Matador said:
It turns out that this was exactly backwards: the reason for the citizenship question on the census was to depress participation in blue states, thus giving more representation in red states. It was another attempt at a gerrymandering play, nothing more.
To answer the original question by Dave: this is why it's dangerous to ask such questions on a census.
Another partisan ink blot test...
The
illegal undocumented migrants are the pawns in this political chess game as the left pedals as fast as they can to draw in even more, if not to get their votes (they can't vote legally yet, but some candidates are talking about a fast track to citizenship, and free stuff for them), to presumably get increased representatives in congress (mo legislative and funding bill votes) for the districts they gravitate to.
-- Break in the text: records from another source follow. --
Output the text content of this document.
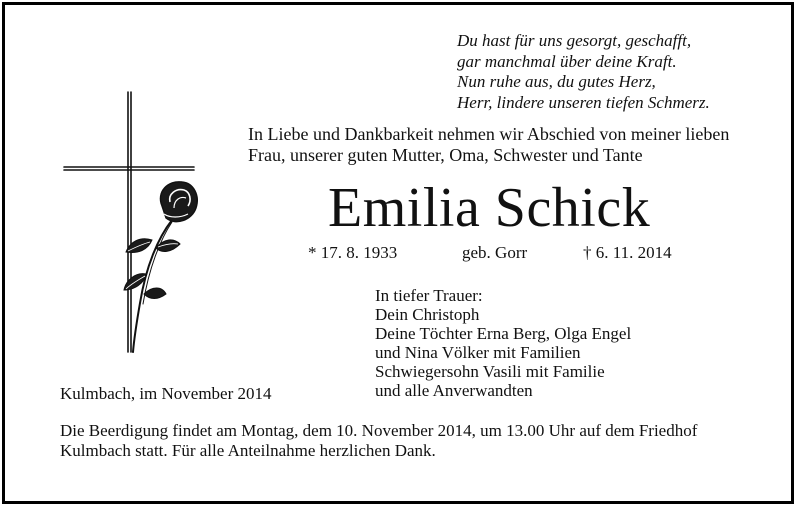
Du hast für uns gesorgt, geschafft,
gar manchmal über deine Kraft.
Nun ruhe aus, du gutes Herz,
Herr, lindere unseren tiefen Schmerz.
In Liebe und Dankbarkeit nehmen wir Abschied von meiner lieben
Frau, unserer guten Mutter, Oma, Schwester und Tante
Emilia Schick
* 17. 8. 1933	geb. Gorr	† 6. 11. 2014
In tiefer Trauer:
Dein Christoph
Deine Töchter Erna Berg, Olga Engel
und Nina Völker mit Familien
Schwiegersohn Vasili mit Familie
und alle Anverwandten
Kulmbach, im November 2014
Die Beerdigung findet am Montag, dem 10. November 2014, um 13.00 Uhr auf dem Friedhof
Kulmbach statt. Für alle Anteilnahme herzlichen Dank.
Hypocritically the business community (typically conservative voters) likes the idea of cheap labor, so looks the other way. Right now employment is tight so more legal workers would be a good thing. (Wages are back to increasing at pre-crisis rate, 3% but productivity increases so far have muted inflationary pressure, keeping central bankers in check about raising rates, might even lower. )
Historically it seems of value to know the answer to this question that we have asked on most census forms over the decades, and most other countries ask too. I am a little suspicious that we don't already know the answer to this, the WWW seems to know a lot about me while for some odd reason FB is pushing ads at me as if I live in NJ (not even close but amusing). :
I am not smart enough to know every politician's motives for every move, but SCOTUS seems to want to force a public discussion about the official reasons behind this question, so stand by for formal answers.
Its shocking to learn that the political parties want to hold/gain power... shocking I say.
JR
PS: a NY federal judge has refused to allow the administration to change its legal team for this census question case. So it looks like they got some splainin to do to that judge, for any funny business. More political sound bites to follow.